The Have’s & Have Not’s – Hong Kong

6 07 2014

The second leg of our grand Asian tour was the mighty city of Hong Kong. A former British colony, fought over between the Brit’s and Chinese over tea and opiates. Now handed back to the Chinese mainland after 100 years of lease. An intensely populated group of islands with a very interesting history.

This was my first visit to Hong Kong, and a long awaited one. Surprising really as I have visited most of the surrounding area. Struck by the natural beauty of the place, lush green forest everywhere juxtaposed by skyscrapers and apartment blocks clinging to the hillside. As a Brit, it felt almost natural. Driving on the left side, British style number plates everywhere. Yet somewhat alien to me. The home comforts transported to a foreign faraway land.

Unable to withdraw any local currency from the ATM’s in the airport, I relied upon my friend to make our journey happen.
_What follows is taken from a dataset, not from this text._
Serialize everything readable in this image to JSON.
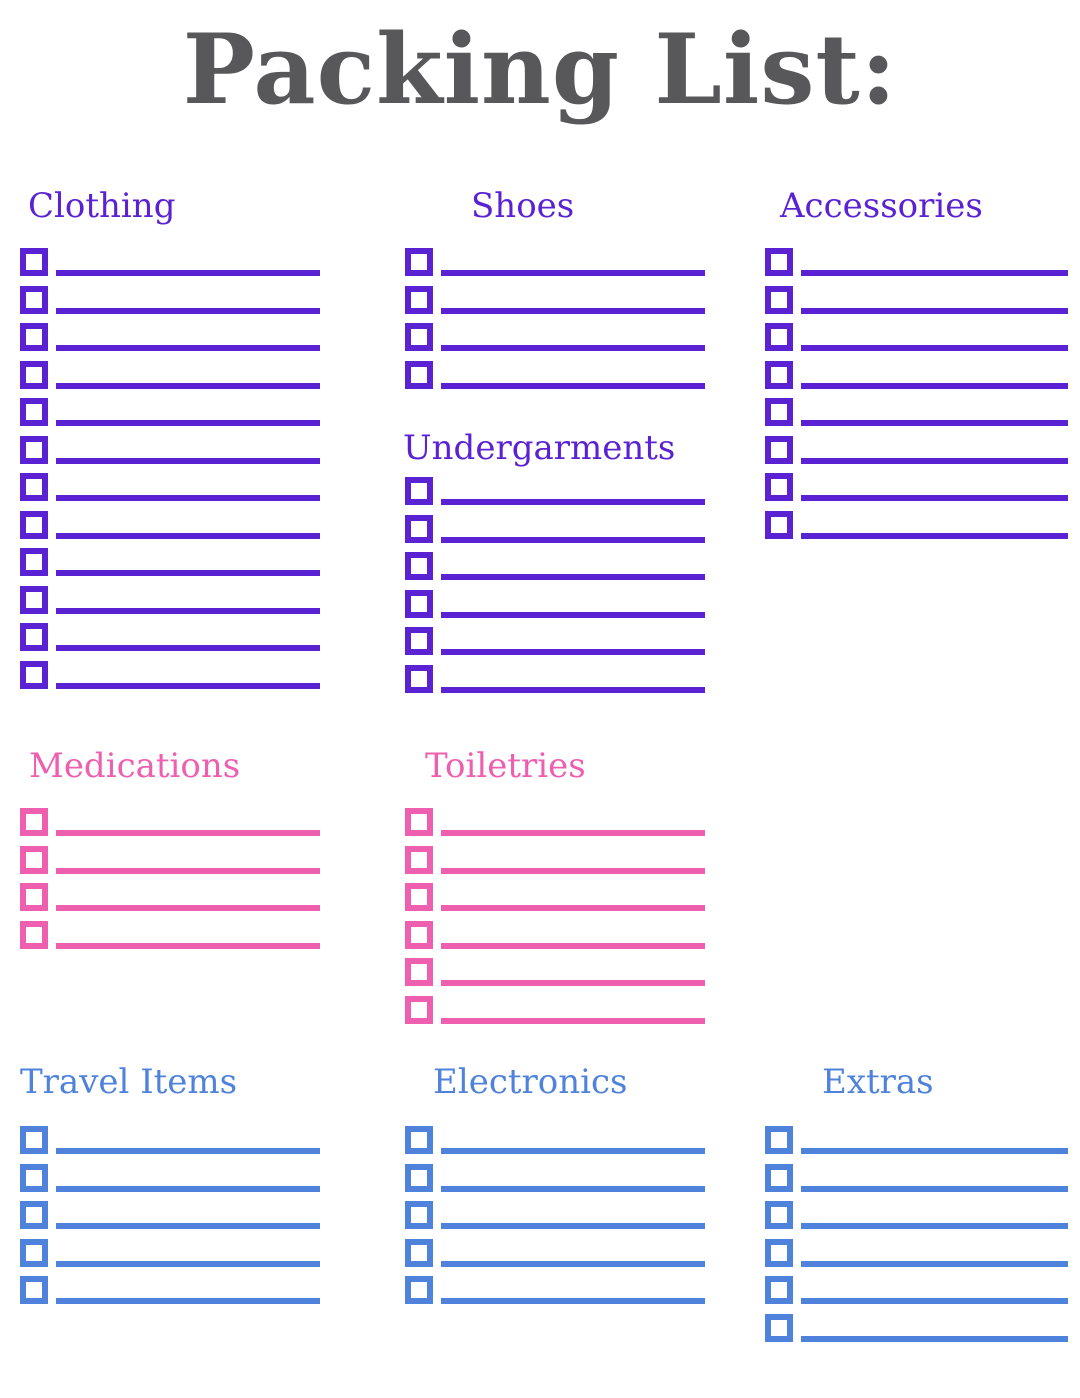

The taxi driver gave the impression that we were inconveniencing him somewhat by our presence. Unable to understand very clear English, he made me enter the destination into my mobile. Extremely aware of roaming costs, I gingerly put the hotel’s address into the phone. Unable to understand he switched to Google Navigation. With a squeal of horror I snatched the phone away from him! Why he needed my mobile I have no idea. I counted no less than eight mobiles around the confines of his cab. Everything from old Nokia to Samsung 3G tablets surrounded him. He must have been cooking from the inside out based upon the radiation!

What I noticed first was the opulence of the city. Huge adverts adorned the side of buildings, showing Prada, Gucci and other such over priced names. Very large Mercedes (what is the plural of Mercedes), BMW and a regular Porsche appearance drove alongside us. This was a city of money and excess. The hotel was modern, swish and more importantly air conditioned as the temperature outside was approaching 35C!

As we had a half day vacation we headed over to Kowloon. Taking the old ferry across the bay, it was wonderful to look back at the soaring skyline of Hong Kong island. The ancient ferry began to dock and I remarked upon the condition of the mooring rope to my friends, as it was being wound around the capstan. An old hemp rope, it was knackered and ready to be retired. I joked that we should move back, in case the rope snaps – someone might lose their head. Yet again my Spider Sense proved correct, and with a huge CRACK the rope snapped. Luckily no-one was injured. The second we stepped off the ferry in Kowloon, every few meters someone of either Arabic or Indian descent asked if we wanted a fake Rolex. It was annoying at first and became tedious quickly.

We walked up towards Nathan Street and the infamous Temple Street market. Land of the fake and cheap. This really felt like China compared to Hong Kong island. There was very little opulence here, people searching through garbage bins for food. The overpowering smell of sweat and old food mingling with the hot air. This was a different country completely. Fake goods refused (ahem) we returned via the cool and efficient MRT to our hotel.

The next day was the big meeting. Standing in the office, looking out at (again) the soaring skyscrapers, I noticed a very different street. Almost forgotten amongst the modern, this was a 1950’s apartment block that had not seen paint in a century at least. Iron bars across the windows, grimy smears of dirt everywhere. The occasional individual looking disheveled coming out of the doors. This was Hong Kong island, not Kowloon. I was really struck yet again by the huge difference between those who have even a reasonable income in Hong Kong, and those who aren’t working or simply don’t earn enough. It was not a small gap between the two, it was a Grand Canyon sized gap. How do these two alien species get along together?

Hong Kong has a very uncertain future. The day that we left there was a huge democracy rally against the Chinese government. HK inhabitants have a fierce independence that they wish to protect. I only wonder about those unlucky enough to not live in a nice air conditioned apart, how does their future look?